Pennsylvania’s Little Wretches has carved out a niche for themselves in the Americana/roots music community based on exceptional playing talents and idiosyncratic songwriting. The band’s 2020 album Undesirables and Anarchists racked up impressive sales, garnered critical praises from multiple outlets, and rode higher still thanks to its memorable single “The Ballad of Johnny Blowtorch”.
The band’s new collection Red Beets & Horseradish is a sprawling thirteen-song smorgasbord featuring ten songs alone from primary writer Robert Andrew Wagner’s pen. It’s far from a glorified solo vehicle, however. It opens with backing vocalist Jack Erdie’s songwriting contribution “Rise”, working in some traditional lyrics along the way. The song’s steady pace and the pleasing, unforced vocal harmonies are among the keys to the track’s success, but Erdie’s writing embraces fundamentals certain to satisfy many.
“Lovingkindness” has an ultimately hopeful message, but the amount of lyrical fire running through the verses may surprise some. Wagner has an outstanding observational eye and his penchant for significant detail is notable. It gains even more from his emphatic delivery. The harmonica leaps out because, in part, it carries much more of the song’s melody rather than serving as embellishment exclusively.
Wagner and company rock out with the album’s third track “Palms and Crosses”. “Rock out” should be qualified as Little Wretches focuses on groove and melody much more than empty six-string histrionics. The chorus hits with a wallop. “Nothing Was Given to Me” shows the band’s idiosyncratic nature in full flower. Spoken word delivery dominates much of the track and Wagner leads listeners through a narrative/character study projecting confidence at every turn. The band scatters brief passages of singing throughout the arrangement and their presence brings needed familiarity for some.

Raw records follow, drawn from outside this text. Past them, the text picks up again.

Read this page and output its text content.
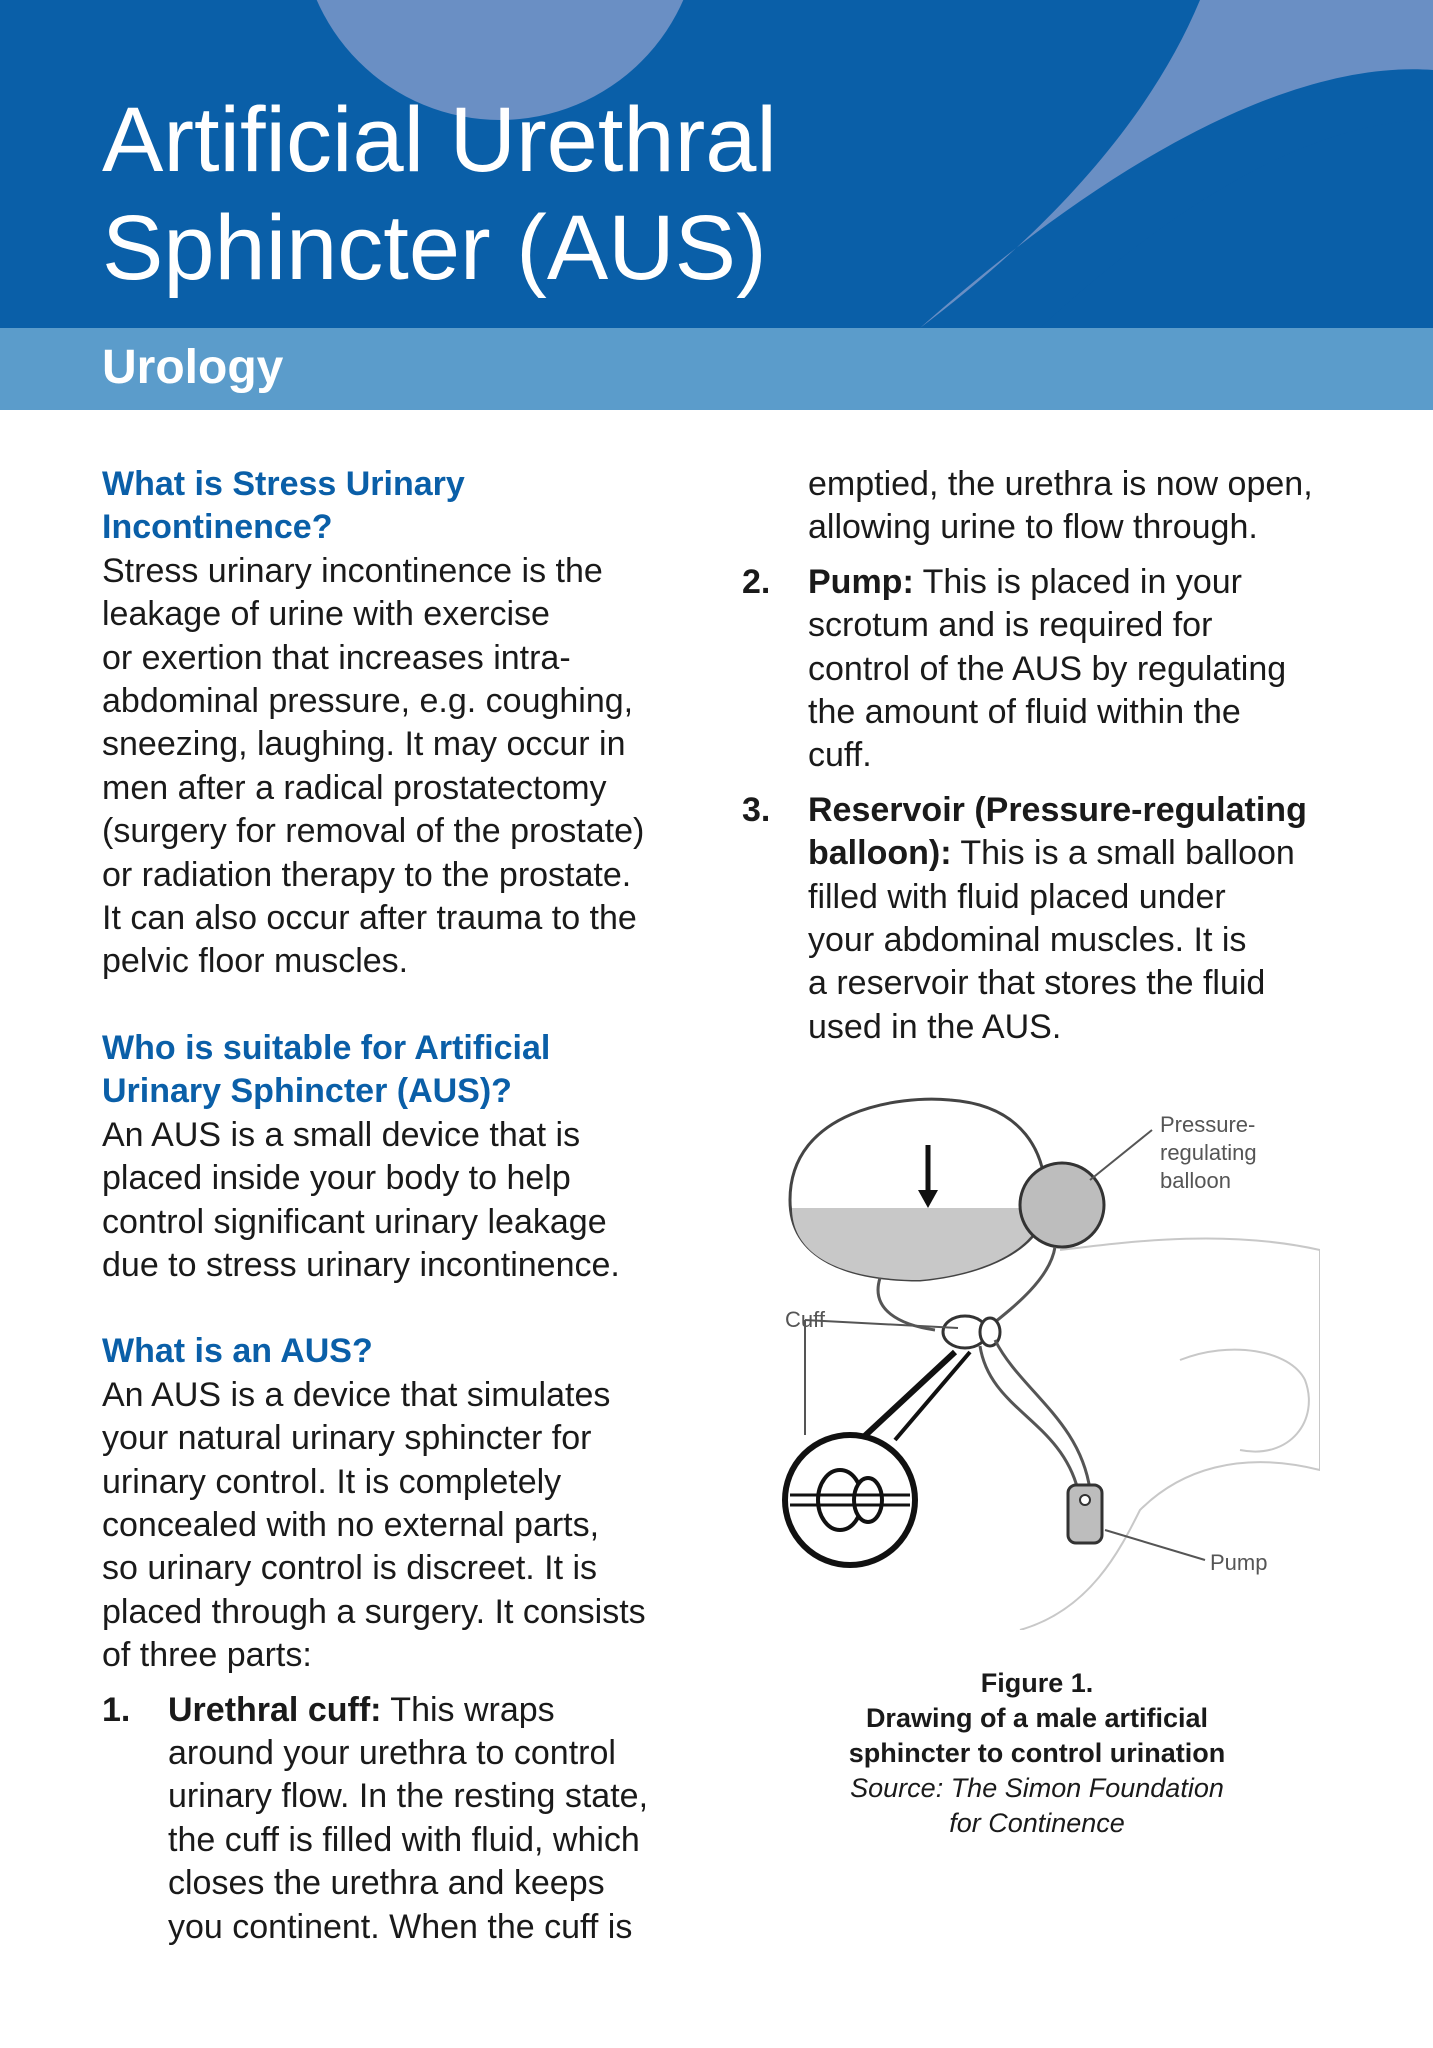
Artificial Urethral
Sphincter (AUS)
Urology

What is Stress Urinary
Incontinence?

Stress urinary incontinence is the
leakage of urine with exercise
or exertion that increases intra-
abdominal pressure, e.g. coughing,
sneezing, laughing. It may occur in
men after a radical prostatectomy
(surgery for removal of the prostate)
or radiation therapy to the prostate.
It can also occur after trauma to the
pelvic floor muscles.

Who is suitable for Artificial
Urinary Sphincter (AUS)?

An AUS is a small device that is
placed inside your body to help
control significant urinary leakage
due to stress urinary incontinence.

What is an AUS?

An AUS is a device that simulates
your natural urinary sphincter for
urinary control. It is completely
concealed with no external parts,
so urinary control is discreet. It is
placed through a surgery. It consists
of three parts:

1. Urethral cuff: This wraps
around your urethra to control
urinary flow. In the resting state,
the cuff is filled with fluid, which
closes the urethra and keeps
you continent. When the cuff is

emptied, the urethra is now open,
allowing urine to flow through.

2. Pump: This is placed in your
scrotum and is required for
control of the AUS by regulating
the amount of fluid within the
cuff.

3. Reservoir (Pressure-regulating
balloon): This is a small balloon
filled with fluid placed under
your abdominal muscles. It is
a reservoir that stores the fluid
used in the AUS.

Pressure-
regulating
balloon
Cuff
Pump
Figure 1.
Drawing of a male artificial
sphincter to control urination
Source: The Simon Foundation
for Continence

Little Wretches’ unique mix of seamless and slightly disjointed vocal harmonies is a hallmark of these songs and continues with the track “Heaven Was Open”. Harmonica makes its presence felt once again while Wagner and company explore solidly electric folk territory. The chorus and its payoff line are highlights once again. There’s a lot more going on than meets the eye with the lyrics for “It’s Raining” and the elegantly simple arrangement complements it wonderfully.

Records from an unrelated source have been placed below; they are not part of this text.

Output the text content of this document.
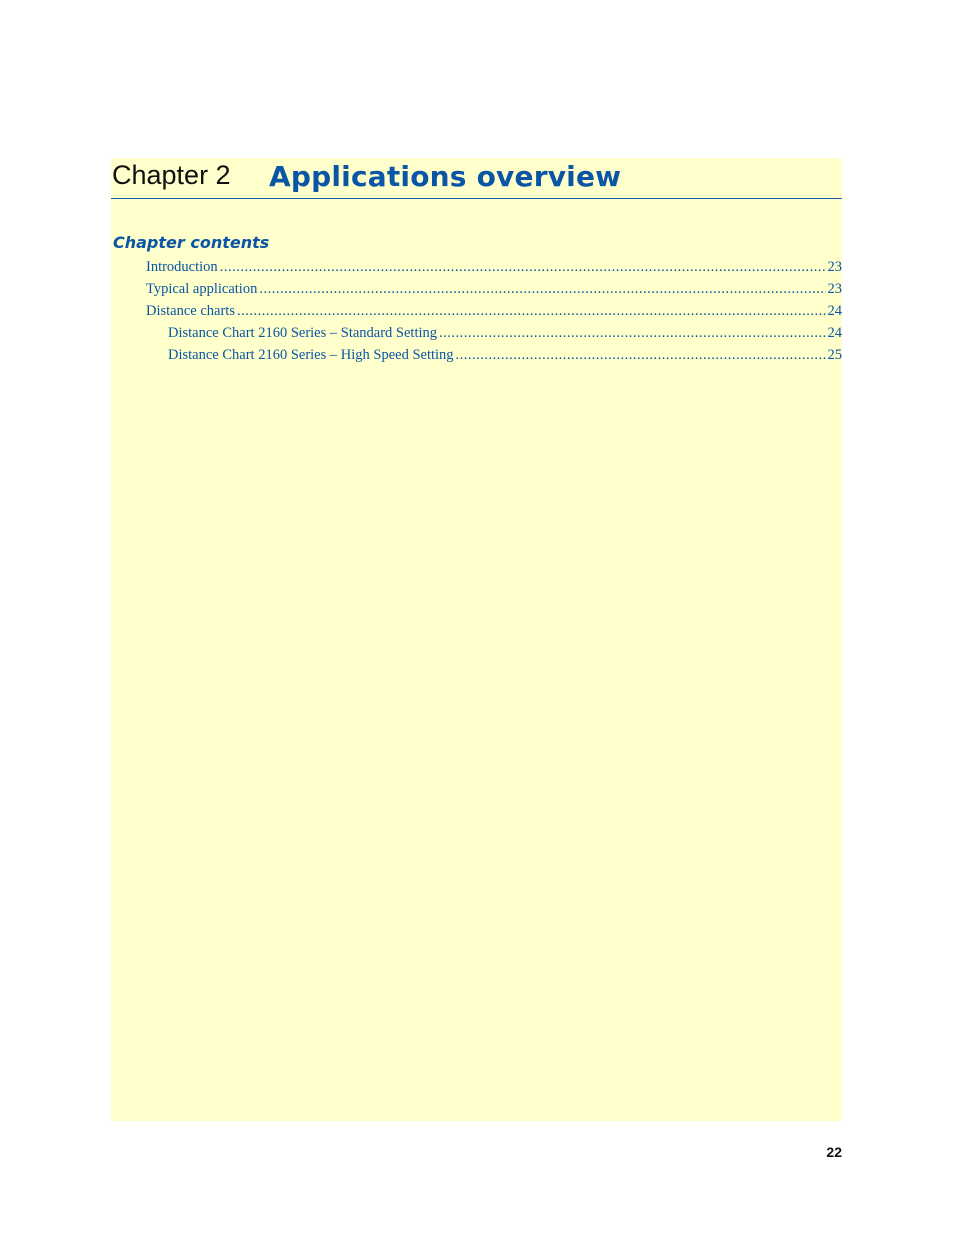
Chapter 2 Applications overview
Chapter contents
Introduction .....	23
Typical application .....	23
Distance charts .....	24
Distance Chart 2160 Series – Standard Setting .....	24
Distance Chart 2160 Series – High Speed Setting .....	25
22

The band’s storytelling talents command the spotlight again with “Old Lillian’s Story”. It’s another theatrically inclined piece built on Wagner’s spoken-word vocals and the musical accompaniment is spartan. It doesn’t mean, however, that the music is an afterthought. Little Wretches handled the album’s production duties and they do a fantastic job capturing the song’s acoustic guitar.

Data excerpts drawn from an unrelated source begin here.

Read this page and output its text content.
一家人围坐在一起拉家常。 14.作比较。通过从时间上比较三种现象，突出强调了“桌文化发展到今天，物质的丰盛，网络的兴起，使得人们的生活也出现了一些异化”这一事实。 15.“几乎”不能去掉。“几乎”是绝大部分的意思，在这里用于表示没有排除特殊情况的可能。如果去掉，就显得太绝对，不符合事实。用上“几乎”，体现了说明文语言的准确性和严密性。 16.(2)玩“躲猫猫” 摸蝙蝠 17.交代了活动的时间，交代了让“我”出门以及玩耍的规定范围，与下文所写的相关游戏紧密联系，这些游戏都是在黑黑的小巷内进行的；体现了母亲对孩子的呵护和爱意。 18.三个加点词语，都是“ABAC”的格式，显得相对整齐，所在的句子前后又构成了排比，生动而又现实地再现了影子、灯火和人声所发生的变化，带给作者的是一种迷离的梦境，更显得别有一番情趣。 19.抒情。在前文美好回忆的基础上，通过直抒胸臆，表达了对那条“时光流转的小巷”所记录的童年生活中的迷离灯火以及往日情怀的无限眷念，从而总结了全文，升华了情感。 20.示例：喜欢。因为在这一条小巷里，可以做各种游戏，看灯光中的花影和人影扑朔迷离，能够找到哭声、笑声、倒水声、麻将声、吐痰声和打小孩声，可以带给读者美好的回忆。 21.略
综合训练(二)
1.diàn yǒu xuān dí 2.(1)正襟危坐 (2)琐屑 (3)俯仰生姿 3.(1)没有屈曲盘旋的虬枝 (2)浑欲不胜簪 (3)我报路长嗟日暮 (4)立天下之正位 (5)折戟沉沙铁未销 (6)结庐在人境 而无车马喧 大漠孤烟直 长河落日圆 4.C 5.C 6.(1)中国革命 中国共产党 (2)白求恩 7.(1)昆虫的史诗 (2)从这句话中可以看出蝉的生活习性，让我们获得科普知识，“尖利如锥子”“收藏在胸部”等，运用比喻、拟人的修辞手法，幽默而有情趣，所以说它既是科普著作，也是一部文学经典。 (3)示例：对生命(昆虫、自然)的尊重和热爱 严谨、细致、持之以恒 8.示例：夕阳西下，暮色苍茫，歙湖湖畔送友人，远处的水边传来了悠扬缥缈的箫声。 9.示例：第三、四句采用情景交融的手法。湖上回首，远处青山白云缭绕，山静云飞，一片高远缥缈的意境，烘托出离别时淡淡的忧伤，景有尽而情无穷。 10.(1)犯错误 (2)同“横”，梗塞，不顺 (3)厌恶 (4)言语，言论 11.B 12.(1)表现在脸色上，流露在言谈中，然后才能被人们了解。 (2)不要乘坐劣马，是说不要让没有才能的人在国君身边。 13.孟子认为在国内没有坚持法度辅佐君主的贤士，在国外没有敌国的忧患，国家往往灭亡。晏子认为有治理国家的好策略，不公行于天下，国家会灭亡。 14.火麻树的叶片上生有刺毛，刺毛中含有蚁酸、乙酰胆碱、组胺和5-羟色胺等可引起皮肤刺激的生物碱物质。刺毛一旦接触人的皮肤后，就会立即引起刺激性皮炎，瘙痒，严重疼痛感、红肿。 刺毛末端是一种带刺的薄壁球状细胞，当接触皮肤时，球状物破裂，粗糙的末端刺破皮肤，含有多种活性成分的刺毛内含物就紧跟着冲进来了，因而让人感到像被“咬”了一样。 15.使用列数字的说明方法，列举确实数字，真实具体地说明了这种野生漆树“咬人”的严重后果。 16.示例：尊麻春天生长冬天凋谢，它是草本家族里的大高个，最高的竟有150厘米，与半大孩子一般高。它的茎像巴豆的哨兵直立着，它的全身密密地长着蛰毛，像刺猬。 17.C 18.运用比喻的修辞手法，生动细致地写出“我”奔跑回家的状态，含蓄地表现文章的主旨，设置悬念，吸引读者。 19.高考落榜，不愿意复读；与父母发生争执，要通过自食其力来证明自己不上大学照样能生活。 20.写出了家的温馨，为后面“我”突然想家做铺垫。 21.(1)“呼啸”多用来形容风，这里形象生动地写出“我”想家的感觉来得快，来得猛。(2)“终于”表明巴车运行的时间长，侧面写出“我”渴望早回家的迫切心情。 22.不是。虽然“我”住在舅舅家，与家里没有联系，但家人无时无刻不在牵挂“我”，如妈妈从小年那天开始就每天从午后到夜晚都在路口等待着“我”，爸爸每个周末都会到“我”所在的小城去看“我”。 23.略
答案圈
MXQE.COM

They end the album with “It’s All Between Me and God”. Many listeners will rank this among Red Bets & Horseradish’s finest moments and it’s easy to hear why. The song is full-throated folk rock and boasts a well-rounded sound that never wavers, but the crowning touch comes from Wagner’s lyrics. He’s discovered his own twist on everyday language and imagery that freshens familiar tropes. It’s a rare gift and Red Beets & Horseradish may be the moment when that gift finds the audience it deserves.